Hochglanzpolierte Sensoren sparen Zykluszeit ein und stellen konsistentes Fluid Handling sicher
Danbury, Conn. (16. März 2017) – Der DP3® Polierprozess von Diba Industries, Inc. verbessert die Leistung von Edelstahl- oder anderen metallischen Sonden, die für IVD und Diagnoseinstrumente eingesetzt werden. Der proprietäre Prozess von Diba erstellt eine äußerst glatte und strapazierfähige Oberfläche innere Oberfläche, die Übertragungen um bis zu 75 Prozent verringert.

 Bildunterschrift: Die proprietäre DP3®Technologie unterstützt die Reduzierung von Übertragungen und Zykluszeiten und stellt konsistentes Fluid Handling bei Sensoren für Diagnoseinstrumente sicher.


Bildunterschrift: Die proprietäre DP3®Technologie unterstützt die Reduzierung von Übertragungen und Zykluszeiten und stellt konsistentes Fluid Handling bei Sensoren für Diagnoseinstrumente sicher.

Die DP3-Polierung kann die Oberflächenbeschaffenheit am Innendurchmesser (ID) eines Sensors enorm verbessern. Dies verringert mikroskopischen Gruben, denen sich Prozessflüssigkeiten sammeln, sodass die Möglichkeit einer Kreuzkontamination verringert wird. Die Oberflächenverbesserung wirkt sich auch positiv auf die Wascheigenschaften und verringert somit die Zykluszeit und die Kosten für die Waschflüssigkeit. Anders als bei anderen Prozessen, die eine Beschichtung auftragen, die mit der Zeit abblättert, führt die DP3-Behandlung zu einer sehr strapazierfähigen ID-Oberflächenbeschaffenheit. Der DP3-Prozess ist für Sensoren mit Innendurchmessern bis herunter zu 0,016” im Spül- oder Winkelspitzen-Design.

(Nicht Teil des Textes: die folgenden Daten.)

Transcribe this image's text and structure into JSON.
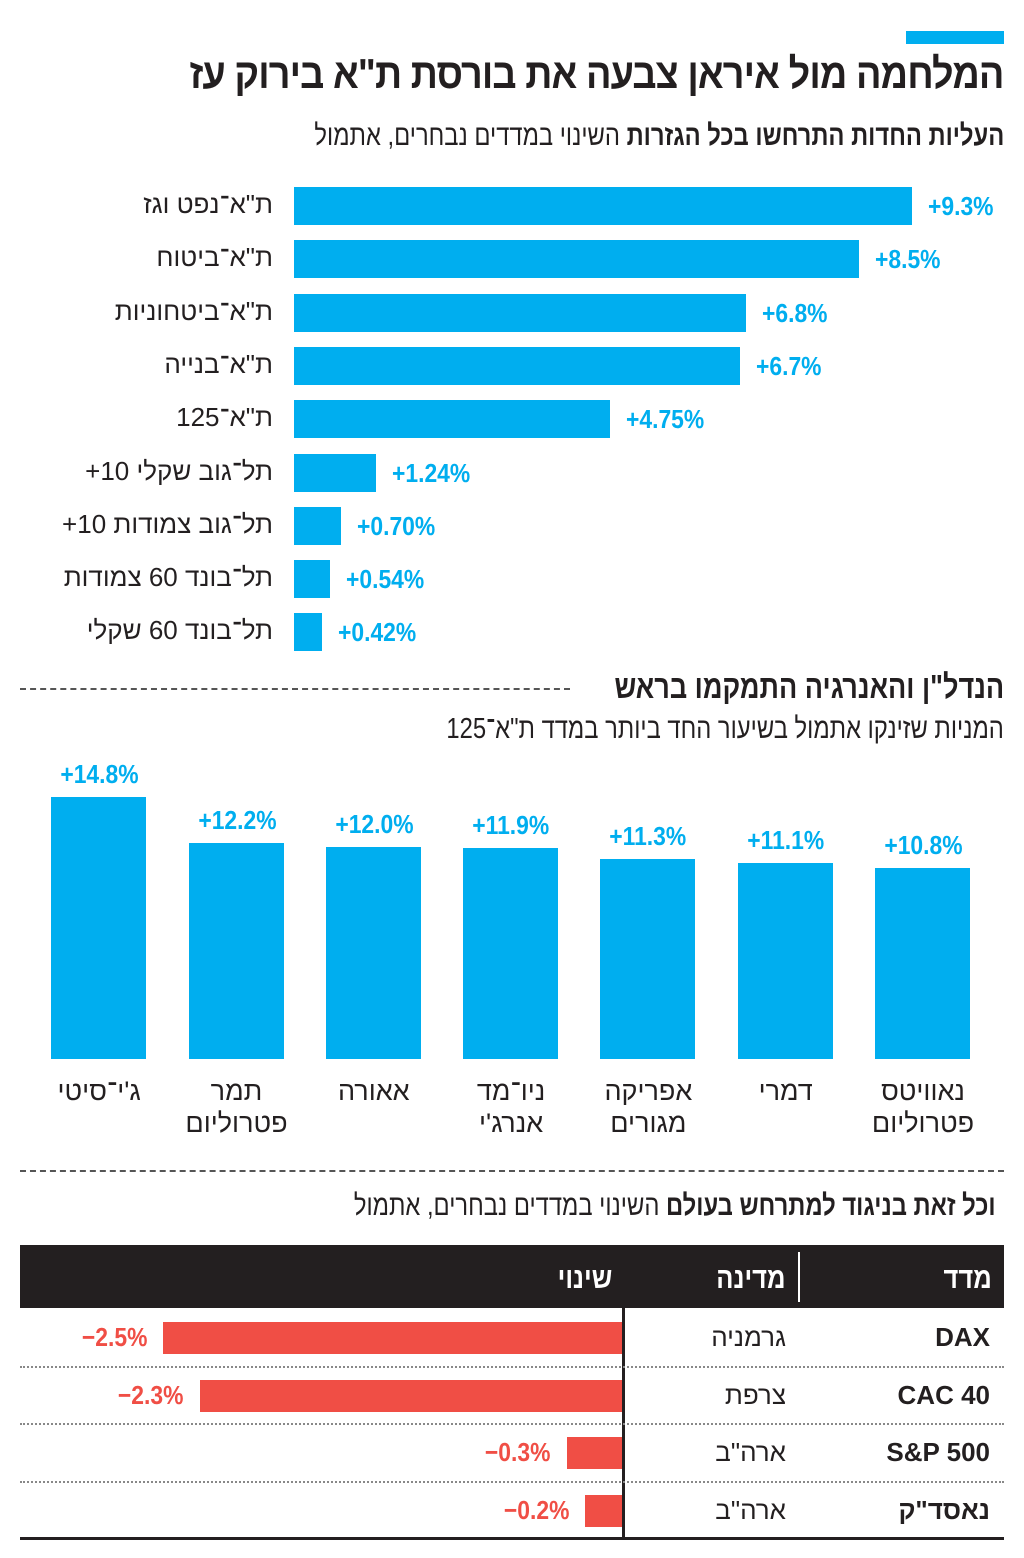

Wenn er mit dem proprietären Sensoren-Ausnutzungsprozess von Diba zur verringerung der Spitzen-ID unter Beibehaltung einer glatten Innenoberfläche gekoppelt wird, ermöglicht DP3 präzise Dosier- und Absaugfunktionen für die anspruchsvollsten neuen und sensiblen Diagnosereagenzien. Die Anwendungstechniker von Diba arbeiten eng mit OEM-Designern zusammen, um die Produktionkapazitäten für Sensoren entsprechend den Erfordernissen jedes Instruments und jeder Anwendung individuell anzupassen.